At the local level, competition between codes means the timing of the season is important. The AFL season in New Zealand starts in spring and continues until Christmas. This is timed to work in around the rugby codes and the beginning of cricket season.
Back at Hutt Park, the women’s time on the field is up. They’ve gone a bit over time and the men’s teams are waiting for their turn. They’ve been warming up on another field and, apart from having to wait their turn to play on the field today, they don’t seem to have noticed the women’s team at all. But perhaps they should take notice, because this team, like their teams, like the Richmond Tigers, and the GWS Giants, began like this.
A small group of enthusiastic, pioneering, persevering, sport-loving people who wanted to play AFL and have stuck at it to make it what it is today.
After this history-making women’s game comes to an end, Geale and Grieve debrief with the team, congratulating them on their effort and reminding them of the importance of celebrating the wins.
How did the women find their first game? “Loved it,” one says,
“Too much running but I still enjoyed it,” says another.
One of the Gaelic players reports she “liked the physicality of it” compared to Gaelic football.
The women will meet again on Tuesdays for practice.

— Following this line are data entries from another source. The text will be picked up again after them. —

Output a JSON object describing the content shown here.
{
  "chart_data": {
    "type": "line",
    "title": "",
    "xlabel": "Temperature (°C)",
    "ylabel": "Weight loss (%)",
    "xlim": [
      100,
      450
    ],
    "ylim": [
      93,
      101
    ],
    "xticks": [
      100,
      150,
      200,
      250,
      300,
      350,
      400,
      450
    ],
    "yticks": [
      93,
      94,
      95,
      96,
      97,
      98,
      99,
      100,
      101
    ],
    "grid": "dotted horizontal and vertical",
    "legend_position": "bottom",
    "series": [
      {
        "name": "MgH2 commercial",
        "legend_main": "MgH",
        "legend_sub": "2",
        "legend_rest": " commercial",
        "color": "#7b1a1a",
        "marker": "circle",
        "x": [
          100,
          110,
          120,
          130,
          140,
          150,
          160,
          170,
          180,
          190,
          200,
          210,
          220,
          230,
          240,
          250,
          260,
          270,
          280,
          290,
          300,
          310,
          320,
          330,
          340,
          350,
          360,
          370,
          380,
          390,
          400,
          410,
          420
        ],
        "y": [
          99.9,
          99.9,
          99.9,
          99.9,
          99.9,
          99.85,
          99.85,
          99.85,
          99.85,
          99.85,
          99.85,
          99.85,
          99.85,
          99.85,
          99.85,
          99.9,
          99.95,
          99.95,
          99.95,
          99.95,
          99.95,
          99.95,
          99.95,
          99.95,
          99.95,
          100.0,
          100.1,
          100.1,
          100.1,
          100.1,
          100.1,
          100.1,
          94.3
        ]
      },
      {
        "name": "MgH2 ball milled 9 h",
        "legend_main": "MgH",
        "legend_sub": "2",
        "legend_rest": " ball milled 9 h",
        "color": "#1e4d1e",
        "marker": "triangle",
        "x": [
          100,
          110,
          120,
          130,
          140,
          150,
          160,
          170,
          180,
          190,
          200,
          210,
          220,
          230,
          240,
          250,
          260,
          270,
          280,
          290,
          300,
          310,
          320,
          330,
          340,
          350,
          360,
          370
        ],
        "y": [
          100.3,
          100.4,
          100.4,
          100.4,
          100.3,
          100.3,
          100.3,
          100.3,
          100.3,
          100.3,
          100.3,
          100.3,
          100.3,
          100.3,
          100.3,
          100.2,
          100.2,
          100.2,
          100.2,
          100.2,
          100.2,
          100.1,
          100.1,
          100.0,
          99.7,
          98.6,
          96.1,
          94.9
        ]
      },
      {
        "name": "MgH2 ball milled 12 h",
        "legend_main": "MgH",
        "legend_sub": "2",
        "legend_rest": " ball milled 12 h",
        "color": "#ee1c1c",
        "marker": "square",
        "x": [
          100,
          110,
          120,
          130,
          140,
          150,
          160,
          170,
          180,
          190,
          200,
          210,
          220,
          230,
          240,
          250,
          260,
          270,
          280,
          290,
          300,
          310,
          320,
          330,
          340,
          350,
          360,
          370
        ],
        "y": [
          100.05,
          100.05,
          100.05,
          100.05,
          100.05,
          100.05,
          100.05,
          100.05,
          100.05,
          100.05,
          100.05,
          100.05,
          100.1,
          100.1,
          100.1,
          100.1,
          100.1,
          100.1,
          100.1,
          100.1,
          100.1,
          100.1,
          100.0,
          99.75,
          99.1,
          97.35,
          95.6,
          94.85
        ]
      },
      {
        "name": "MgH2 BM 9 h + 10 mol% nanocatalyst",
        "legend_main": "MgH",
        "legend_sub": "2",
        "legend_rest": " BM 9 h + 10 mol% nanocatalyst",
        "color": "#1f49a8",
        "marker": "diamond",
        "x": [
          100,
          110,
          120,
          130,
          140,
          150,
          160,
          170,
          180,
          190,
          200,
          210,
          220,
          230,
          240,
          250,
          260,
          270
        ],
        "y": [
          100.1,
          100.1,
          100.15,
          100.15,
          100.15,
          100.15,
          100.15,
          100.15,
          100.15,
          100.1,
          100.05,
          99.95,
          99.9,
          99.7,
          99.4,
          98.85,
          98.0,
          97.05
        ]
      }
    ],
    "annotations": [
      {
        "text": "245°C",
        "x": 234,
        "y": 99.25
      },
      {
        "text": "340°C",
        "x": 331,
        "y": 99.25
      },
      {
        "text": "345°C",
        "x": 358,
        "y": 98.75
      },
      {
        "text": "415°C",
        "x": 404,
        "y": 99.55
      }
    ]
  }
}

At practice they’ll be learning about spoiling, the art of knocking the ball out of the hand of an opponent. Something that will no doubt come naturally to this team of determined women.
And, while they may not be hitting the MCG anytime soon, there’s every reason to believe it won’t be long before we will watch a women’s grand final at the MCG and maybe some of these players will be making history on that field.